During fermentation, samples are collected every three days for a total of nine days to check for ethanol concentration. The ethanol production usually peaks on day six.

The production rate is measured by a machine in the lab called the Gas Chromatography. The GC measures the concentration of ethanol in parts per million, which is then converted to grams per liter.

This semester, three enzymes have been added to boost ethanol yield. These enzymes make more sugars available for the bacteria to ferment.

“This semester the goal is to pinpoint the best amount of each element to make the project cost effective,” Samaha said. “We are hoping it is cheaper and competitive.”

A trial was conducted with the enzymes cellulase, B-glucanase and xylanase each separately, and then combined. The three enzymes combined produced the most ethanol.

An overall benefit of biomass energy, or using plant energy for fuel, is that it is carbon neutral. When oil is burned, CO2 is released and becomes greenhouse gas, which is harmful to the environment and ozone layer. When energy is taken from plants the ethanol burned releases CO2 and the plants grow and neutralize the CO2.

“It becomes a cycle of CO2 production and removal,” Boopathy said.

According to the U.S. Department of Energy, the gasoline used in standard vehicles is a blend of approximately 10 percent ethanol and 90 percent gasoline. The use of ethanol as alternative fuel for vehicles reduces the emission of environmentally harmful pollutants.

Caleb Dupre, biology senior from Houma and Boopathy’s lab assistant, said that the research is important because the impact will directly affect the environment.

“We are making fuel that is environmentally friendly,” Dupre said.

Flexible-fuel vehicle models, also known as FFVs, are fueled alternatively with up to 85 percent ethanol and only 15 percent gasoline. There are currently more than 8 million FFVs being used in the United States.

“Right now, corn is being used because it has been commercialized and is being produced large-scale in the Midwest,” Boopathy said. “We are making something like 7 billion gallons for transportation purposes with corn and there are corn farmers who are producing corn solely for ethanol. It cannot be shut down overnight.”

The government is currently subsidizing corn ethanol production, which makes it cheaper.

Boopathy said that production of ethanol from sugarcane currently costs approximately $13 a gallon.

“The government needs to see results first, and then they will subsidize production,” Boopathy said.

If the government subsidizes production of sugarcane ethanol, the fuel will be competitive and could bring costs down to about $2 to $3 a gallon.

“We are running out of oil,” Boopathy said. “Eventually we will run out. It is a finite resource. The biomass is renewable, and carbon neutral.”

John Doucet, head of the Department of Biological Sciences, believes that Boopathy’s research is extremely beneficial in all aspects.

“Dr.Boopathy’s research is contributing to the understanding of the utilization of the natural resources of not only this nation but the world,” Doucet said. “This is a significant achievement coming from a small university like Nicholls.”

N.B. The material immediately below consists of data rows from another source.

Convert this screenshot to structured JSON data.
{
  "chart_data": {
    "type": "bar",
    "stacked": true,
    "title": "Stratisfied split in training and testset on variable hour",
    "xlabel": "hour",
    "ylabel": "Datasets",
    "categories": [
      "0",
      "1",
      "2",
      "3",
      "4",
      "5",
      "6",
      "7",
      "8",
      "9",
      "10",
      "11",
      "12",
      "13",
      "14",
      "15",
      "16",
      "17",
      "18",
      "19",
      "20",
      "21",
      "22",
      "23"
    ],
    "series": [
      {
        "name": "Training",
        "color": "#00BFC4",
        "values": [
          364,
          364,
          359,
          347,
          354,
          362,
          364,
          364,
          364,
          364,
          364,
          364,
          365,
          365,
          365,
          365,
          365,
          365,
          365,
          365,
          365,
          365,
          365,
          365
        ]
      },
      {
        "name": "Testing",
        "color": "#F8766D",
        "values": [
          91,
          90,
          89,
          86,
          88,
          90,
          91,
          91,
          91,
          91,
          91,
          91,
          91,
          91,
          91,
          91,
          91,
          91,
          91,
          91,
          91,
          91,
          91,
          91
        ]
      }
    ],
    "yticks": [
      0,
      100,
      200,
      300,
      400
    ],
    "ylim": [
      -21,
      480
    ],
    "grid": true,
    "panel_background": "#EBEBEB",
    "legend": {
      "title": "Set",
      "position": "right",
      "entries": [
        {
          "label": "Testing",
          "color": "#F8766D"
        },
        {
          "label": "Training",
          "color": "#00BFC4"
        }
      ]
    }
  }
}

Debra Benoit, director of Research and Sponsored Programs, said that Boopathy’s research has been funded by grants from the American Sugarcane League and the U.S. Department of Energy.

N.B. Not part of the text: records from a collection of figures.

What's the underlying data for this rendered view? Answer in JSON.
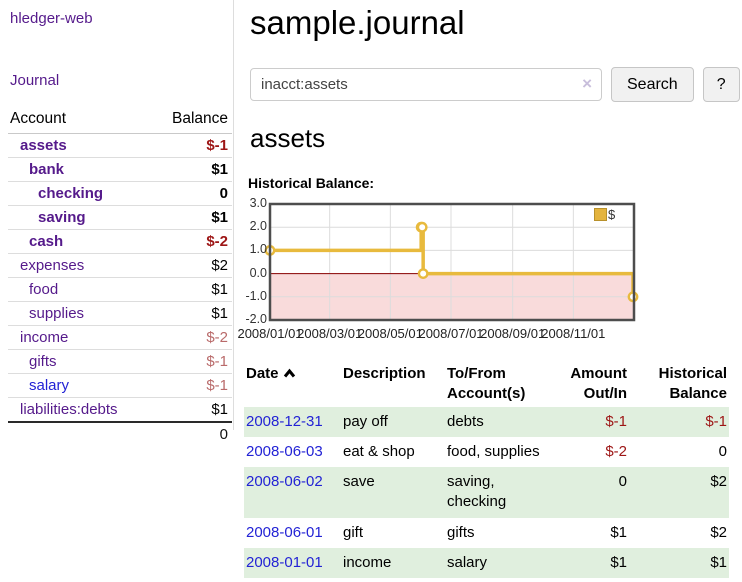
{
  "app": {
    "brand": "hledger-web",
    "nav_journal": "Journal"
  },
  "sidebar": {
    "accounts_table": {
      "headers": {
        "account": "Account",
        "balance": "Balance"
      },
      "rows": [
        {
          "account": "assets",
          "balance": "$-1",
          "level": 1,
          "bold": true
        },
        {
          "account": "bank",
          "balance": "$1",
          "level": 2,
          "bold": true
        },
        {
          "account": "checking",
          "balance": "0",
          "level": 3,
          "bold": true
        },
        {
          "account": "saving",
          "balance": "$1",
          "level": 3,
          "bold": true
        },
        {
          "account": "cash",
          "balance": "$-2",
          "level": 2,
          "bold": true
        },
        {
          "account": "expenses",
          "balance": "$2",
          "level": 1,
          "bold": false
        },
        {
          "account": "food",
          "balance": "$1",
          "level": 2,
          "bold": false
        },
        {
          "account": "supplies",
          "balance": "$1",
          "level": 2,
          "bold": false
        },
        {
          "account": "income",
          "balance": "$-2",
          "level": 1,
          "bold": false
        },
        {
          "account": "gifts",
          "balance": "$-1",
          "level": 2,
          "bold": false
        },
        {
          "account": "salary",
          "balance": "$-1",
          "level": 2,
          "bold": false,
          "link_color": "blue"
        },
        {
          "account": "liabilities:debts",
          "balance": "$1",
          "level": 1,
          "bold": false
        }
      ],
      "total": "0"
    }
  },
  "main": {
    "title": "sample.journal",
    "search": {
      "value": "inacct:assets",
      "clear_icon": "×",
      "button_label": "Search",
      "help_label": "?"
    },
    "account_heading": "assets",
    "chart_label": "Historical Balance:"
  },
  "chart_data": {
    "type": "line",
    "title": "Historical Balance:",
    "step": true,
    "series": [
      {
        "name": "$",
        "color": "#e8ba3d",
        "points": [
          [
            "2008-01-01",
            1
          ],
          [
            "2008-06-01",
            2
          ],
          [
            "2008-06-02",
            2
          ],
          [
            "2008-06-03",
            0
          ],
          [
            "2008-12-31",
            -1
          ]
        ]
      }
    ],
    "x_range": [
      "2008-01-01",
      "2009-01-01"
    ],
    "x_ticks": [
      "2008/01/01",
      "2008/03/01",
      "2008/05/01",
      "2008/07/01",
      "2008/09/01",
      "2008/11/01"
    ],
    "y_ticks": [
      "3.0",
      "2.0",
      "1.0",
      "0.0",
      "-1.0",
      "-2.0"
    ],
    "ylim": [
      -2,
      3
    ],
    "grid": true,
    "legend": {
      "label": "$",
      "position": "top-right"
    },
    "colors": {
      "negative_region": "#f9dbdb",
      "zero_line": "#8b0000",
      "grid": "#dcdcdc",
      "border": "#4d4d4d"
    }
  },
  "register": {
    "headers": {
      "date": "Date",
      "description": "Description",
      "accounts": "To/From Account(s)",
      "amount": "Amount Out/In",
      "balance": "Historical Balance"
    },
    "sort": {
      "column": "date",
      "direction": "asc"
    },
    "rows": [
      {
        "date": "2008-12-31",
        "description": "pay off",
        "accounts": "debts",
        "amount": "$-1",
        "balance": "$-1"
      },
      {
        "date": "2008-06-03",
        "description": "eat & shop",
        "accounts": "food, supplies",
        "amount": "$-2",
        "balance": "0"
      },
      {
        "date": "2008-06-02",
        "description": "save",
        "accounts": "saving, checking",
        "amount": "0",
        "balance": "$2"
      },
      {
        "date": "2008-06-01",
        "description": "gift",
        "accounts": "gifts",
        "amount": "$1",
        "balance": "$2"
      },
      {
        "date": "2008-01-01",
        "description": "income",
        "accounts": "salary",
        "amount": "$1",
        "balance": "$1"
      }
    ]
  },
  "colors": {
    "purple_link": "#551a8b",
    "blue_link": "#2323d5",
    "accent_gold": "#e8ba3d",
    "row_green": "#e0efde",
    "negative_strong": "#9d1515",
    "negative_muted": "#b96a6a"
  }
}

“Most of his funds do come from the Department of Energy, but he has also had smaller sources like money from British Petroleum,” Benoit said. “It is all the same work, he just does different segments of the work depending on the funds he is given and what they allow for.”

The U.S. Department of Energy grant will end in December 2012. Boopathy said he is writing another proposal showing the benefits of the research to request another grant.

Dupre said that working in the lab has been an educational experience because the lab assistants do a lot of the hand-on research.

“David [Samaha] and I do a lot of the dirty work,” Dupre said.

Samaha said that working on the research with Boopathy has b
een a good experience.

“Most undergraduate students don’t have the opportunity to work in a research setting,” Samaha said. “It is usually reserved for graduate students, but at Nicholls we are small enough to do it.”